Das Heilige Experiment (1)

Durch zahllose Verbote und Gesetze hatten die spanischen (und portugiesischen) Könige versucht, die Landsleute in Südamerika dazu zu bringen, die vorgefundenen Bevölkerung menschlich zu behandeln. Aber Spanien war weit, und die Umsetzung der Gesetze scheiterte an der Gier und brutalen Ausbeitungsabsicht jener, die Europa nicht verlassen hatten, um die Welt zu christianisieren, der Erlösung zuzuführen, sondern die reich und mächtig werden wollten, ohne dafür zu arbeiten. Ausdrücklich waren Sklaverei und menschenunwürdige Behandlung verboten, und die Erlässe wurden sogar durch Todesurteile und Exkommunikation (durch den Papst) gestützt, aber ohne viel Erfolg.

Sämtliche Versuche, den riesigen neuen Kontinent, den dem Abendland entdeckt zu haben man sich im 16. Jhd. allmählich bewußt wurde, durch dem europäischen Lehenssystem (ein Gewährsmann des Königs übernimmt treuhänderisch Aufbau und Verwaltung eines Gebiets) ähnliche Gebilde zu organisieren mündeten in der nicht zu kontrollierenden Praxis neue Instrumente der brutalen Unterdrückung. Denn welche Europäer verließen den Kontinent? Die Abenteurer, die Gierigen, die Wurzellosen, denen das Leben in Europa zu mühsam war, die Nervenkitzel und Reichtum suchten. In einem Europa, in dem der Adel ja bereits sinnlos wurde, weil Beamtenmechanismen ihn verdrängten.
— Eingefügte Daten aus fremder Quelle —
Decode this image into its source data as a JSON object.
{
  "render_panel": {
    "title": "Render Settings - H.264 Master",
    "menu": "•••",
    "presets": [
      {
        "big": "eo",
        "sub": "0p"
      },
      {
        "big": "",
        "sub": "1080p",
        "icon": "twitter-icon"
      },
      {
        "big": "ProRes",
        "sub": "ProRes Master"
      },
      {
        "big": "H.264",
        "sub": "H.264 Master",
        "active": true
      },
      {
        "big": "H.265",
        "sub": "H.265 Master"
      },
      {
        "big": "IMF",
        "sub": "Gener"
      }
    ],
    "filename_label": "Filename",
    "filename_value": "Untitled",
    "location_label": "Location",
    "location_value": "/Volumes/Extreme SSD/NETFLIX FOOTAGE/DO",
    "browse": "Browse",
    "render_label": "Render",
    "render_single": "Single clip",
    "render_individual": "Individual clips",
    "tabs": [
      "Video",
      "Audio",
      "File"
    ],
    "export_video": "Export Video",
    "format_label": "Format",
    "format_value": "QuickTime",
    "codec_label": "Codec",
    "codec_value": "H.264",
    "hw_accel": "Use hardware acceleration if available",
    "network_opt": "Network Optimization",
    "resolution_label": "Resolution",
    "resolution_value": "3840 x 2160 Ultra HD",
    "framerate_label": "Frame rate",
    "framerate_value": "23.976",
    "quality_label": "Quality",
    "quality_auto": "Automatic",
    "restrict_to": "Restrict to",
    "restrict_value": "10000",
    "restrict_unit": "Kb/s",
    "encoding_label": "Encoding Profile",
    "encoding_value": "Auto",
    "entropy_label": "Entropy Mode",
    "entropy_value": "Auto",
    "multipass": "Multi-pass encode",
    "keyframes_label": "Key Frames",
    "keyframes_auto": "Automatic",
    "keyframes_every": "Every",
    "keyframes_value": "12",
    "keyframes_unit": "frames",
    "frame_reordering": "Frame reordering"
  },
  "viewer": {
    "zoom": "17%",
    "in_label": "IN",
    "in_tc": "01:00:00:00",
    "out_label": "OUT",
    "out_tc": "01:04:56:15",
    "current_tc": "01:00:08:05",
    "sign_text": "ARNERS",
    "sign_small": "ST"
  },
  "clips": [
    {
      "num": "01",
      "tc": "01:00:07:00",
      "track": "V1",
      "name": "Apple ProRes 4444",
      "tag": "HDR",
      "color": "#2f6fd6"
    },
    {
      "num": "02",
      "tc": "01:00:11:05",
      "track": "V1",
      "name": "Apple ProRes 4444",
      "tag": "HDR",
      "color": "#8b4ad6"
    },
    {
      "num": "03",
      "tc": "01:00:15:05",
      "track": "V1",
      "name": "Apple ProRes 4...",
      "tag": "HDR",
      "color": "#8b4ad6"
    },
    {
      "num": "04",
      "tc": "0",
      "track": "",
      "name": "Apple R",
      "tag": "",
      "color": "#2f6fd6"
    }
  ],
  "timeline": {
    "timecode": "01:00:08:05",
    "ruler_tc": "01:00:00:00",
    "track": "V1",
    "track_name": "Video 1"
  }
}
So wurde für die Indios Christianisierung zu einem Synonym für Unterdrückung und Sklaverei. Schon die Vorstellung eines Paradieses, in dem sie mit eben diesen Spaniern und Portugiesen neuerlich und auf ewig zusammengesperrt sein würden - Sklaverei für immer! -, war ihnen ein Greuel, welche Perspektive sie nicht selten den Freitod einer Taufe vorziehen ließ. Eine Christianisierung war so gut wie aussichtslos.

Den Orden, die den Kontinent (mit nur wenigen Priestern) christianisieren, den Menschen die Freiheit des Christen bringen wollten, war dies wohl bewußt. Ihre Bemühungen mußten scheitern. Was die Indios erfuhren, hatte mit Christentum nichts zu tun. Und die Erlässe der Könige, die immer wieder menschengerechte Behandlung der Einwohner der Neuen Länder verlangten, waren nicht durchzusetzen.
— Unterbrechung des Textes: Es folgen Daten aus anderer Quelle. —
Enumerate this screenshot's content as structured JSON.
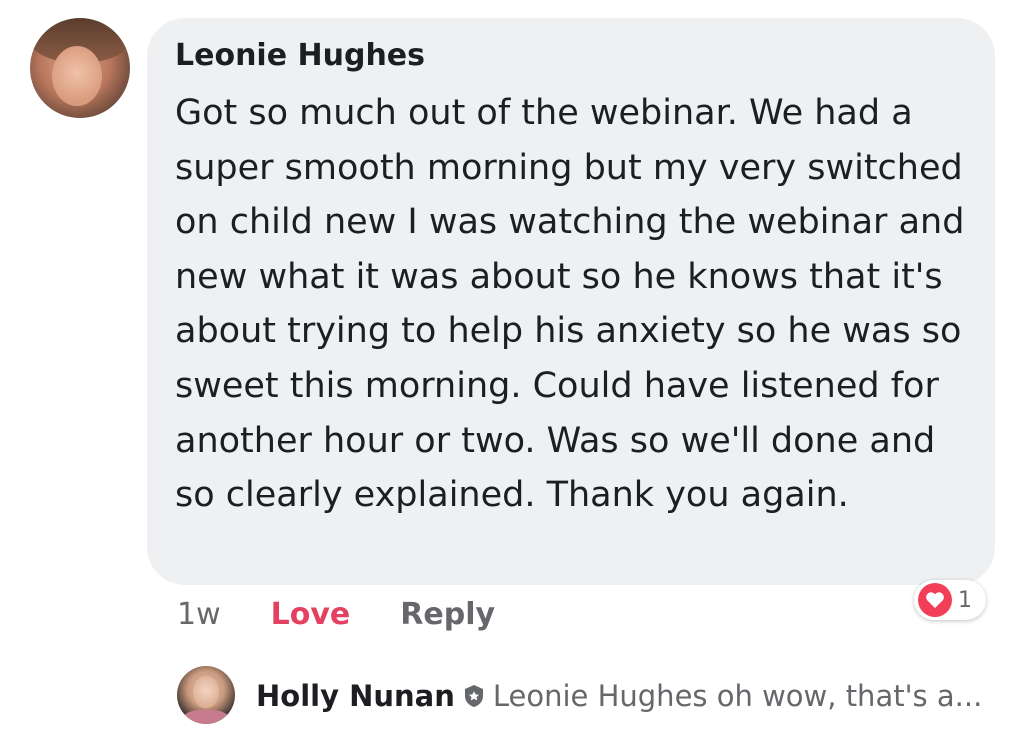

Also schlugen die Jesuiten einen Versuch vor: Man mußte die Identifikation von Christentum mit Europäern verhindern. Man mußte die Indios für sich lassen, und an der natürlichen Religiosität ansetzen, um von dort aus die Liebe Christi begreifbar zu machen. Als vollkommene räumliche Trennung von Kolonisten und Indianern hieß das auch für die zweifellos gut meinenden, verantwortungsbewußten Könige ein großes Wagnis eingehen: das Land konnte genau so gut erst recht in Chaos versinken. Schließlich stimmte aber die Krone zu.
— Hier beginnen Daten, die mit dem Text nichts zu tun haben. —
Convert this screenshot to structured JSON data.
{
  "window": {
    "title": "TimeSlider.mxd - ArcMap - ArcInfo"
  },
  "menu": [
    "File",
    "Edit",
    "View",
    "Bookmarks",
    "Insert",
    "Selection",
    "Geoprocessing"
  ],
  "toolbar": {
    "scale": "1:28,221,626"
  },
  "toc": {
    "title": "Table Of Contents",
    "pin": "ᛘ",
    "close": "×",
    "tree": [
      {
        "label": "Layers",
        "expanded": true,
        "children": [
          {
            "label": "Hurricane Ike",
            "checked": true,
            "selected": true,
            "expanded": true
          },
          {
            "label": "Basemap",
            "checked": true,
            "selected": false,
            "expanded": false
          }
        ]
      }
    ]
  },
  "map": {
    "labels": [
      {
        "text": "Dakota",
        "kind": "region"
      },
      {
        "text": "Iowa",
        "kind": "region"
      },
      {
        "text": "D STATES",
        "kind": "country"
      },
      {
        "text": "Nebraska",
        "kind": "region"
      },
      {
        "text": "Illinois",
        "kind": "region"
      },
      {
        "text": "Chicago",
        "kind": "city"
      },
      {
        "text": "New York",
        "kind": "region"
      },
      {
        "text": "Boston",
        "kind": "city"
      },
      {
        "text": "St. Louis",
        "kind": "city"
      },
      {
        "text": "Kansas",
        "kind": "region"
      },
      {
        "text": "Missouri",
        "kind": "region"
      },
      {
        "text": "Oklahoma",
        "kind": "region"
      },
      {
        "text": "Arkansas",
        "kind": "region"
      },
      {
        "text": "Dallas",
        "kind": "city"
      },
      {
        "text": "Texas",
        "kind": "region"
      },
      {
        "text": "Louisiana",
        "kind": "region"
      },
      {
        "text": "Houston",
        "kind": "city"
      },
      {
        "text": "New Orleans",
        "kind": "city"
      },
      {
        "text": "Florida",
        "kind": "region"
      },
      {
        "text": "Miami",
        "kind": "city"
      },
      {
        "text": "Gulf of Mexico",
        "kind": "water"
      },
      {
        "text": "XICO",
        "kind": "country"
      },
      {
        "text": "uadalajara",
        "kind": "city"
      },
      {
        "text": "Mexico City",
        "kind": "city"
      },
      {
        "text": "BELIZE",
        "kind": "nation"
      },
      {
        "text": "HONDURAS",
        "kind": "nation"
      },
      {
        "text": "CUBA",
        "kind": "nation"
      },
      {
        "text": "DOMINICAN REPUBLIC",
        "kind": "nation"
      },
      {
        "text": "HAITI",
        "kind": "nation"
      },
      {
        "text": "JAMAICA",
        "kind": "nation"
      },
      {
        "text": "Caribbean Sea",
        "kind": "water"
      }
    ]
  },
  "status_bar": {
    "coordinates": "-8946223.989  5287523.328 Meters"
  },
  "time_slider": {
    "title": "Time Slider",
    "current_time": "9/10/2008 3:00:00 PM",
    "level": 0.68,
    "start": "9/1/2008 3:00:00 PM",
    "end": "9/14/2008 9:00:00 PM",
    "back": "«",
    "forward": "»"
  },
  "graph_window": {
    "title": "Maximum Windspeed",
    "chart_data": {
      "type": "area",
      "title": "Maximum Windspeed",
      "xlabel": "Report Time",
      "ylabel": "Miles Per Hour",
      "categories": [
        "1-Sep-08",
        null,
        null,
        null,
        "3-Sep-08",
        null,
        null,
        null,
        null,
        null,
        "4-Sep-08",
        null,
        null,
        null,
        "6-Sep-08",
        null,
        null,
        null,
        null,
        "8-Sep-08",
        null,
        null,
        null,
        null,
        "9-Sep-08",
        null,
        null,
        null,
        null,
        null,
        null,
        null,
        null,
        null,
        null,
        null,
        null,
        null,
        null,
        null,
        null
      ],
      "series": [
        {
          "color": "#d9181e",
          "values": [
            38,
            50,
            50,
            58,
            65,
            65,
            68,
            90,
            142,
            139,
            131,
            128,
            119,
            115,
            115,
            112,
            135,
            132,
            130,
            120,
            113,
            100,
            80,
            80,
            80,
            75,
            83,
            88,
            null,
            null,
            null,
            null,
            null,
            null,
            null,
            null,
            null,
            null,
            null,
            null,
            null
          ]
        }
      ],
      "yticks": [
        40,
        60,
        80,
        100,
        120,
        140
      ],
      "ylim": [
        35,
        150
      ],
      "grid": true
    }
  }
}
Das "Heilige Experiment" der Jesuiten in der (als damalige Provinz flächenmäßig weit größer als der heutige Staat) Paraguay konnte beginnen. Nie als Staat konzipiert, sondern als Konzept des Kulturaufbaus, der Verbreitung der Liebe Christi. Der (spanische) Habsburger Philipp III. räumte das Gebiet vom Ober- und Mittellauf der Flüsse Paraná und Uruguay ein, dem Gebiet der Guarani-Stämme, streng separiert von der Welt der Weißen, ausschließlich dem missionarischen Einfluß der Jesuitenpatres ausgesetzt. Das sonst am Kontinent eingeführte Kommendensystem wurde dort für ungültig erklärt, in dem - ähnlich dem strukturellen Aufbau der europäischen Kultur seit je - eingesetzte Landherren ein gewisses Gebiet verwalten und ordnen sollten. Nominell und ausdrücklich mit Verbot von Sklaverei und unbezahlter, unfreiwilliger Arbeit. Das aber in der Praxis zu rücksichtsloser, brutaler Ausbeutung geführt hatte. 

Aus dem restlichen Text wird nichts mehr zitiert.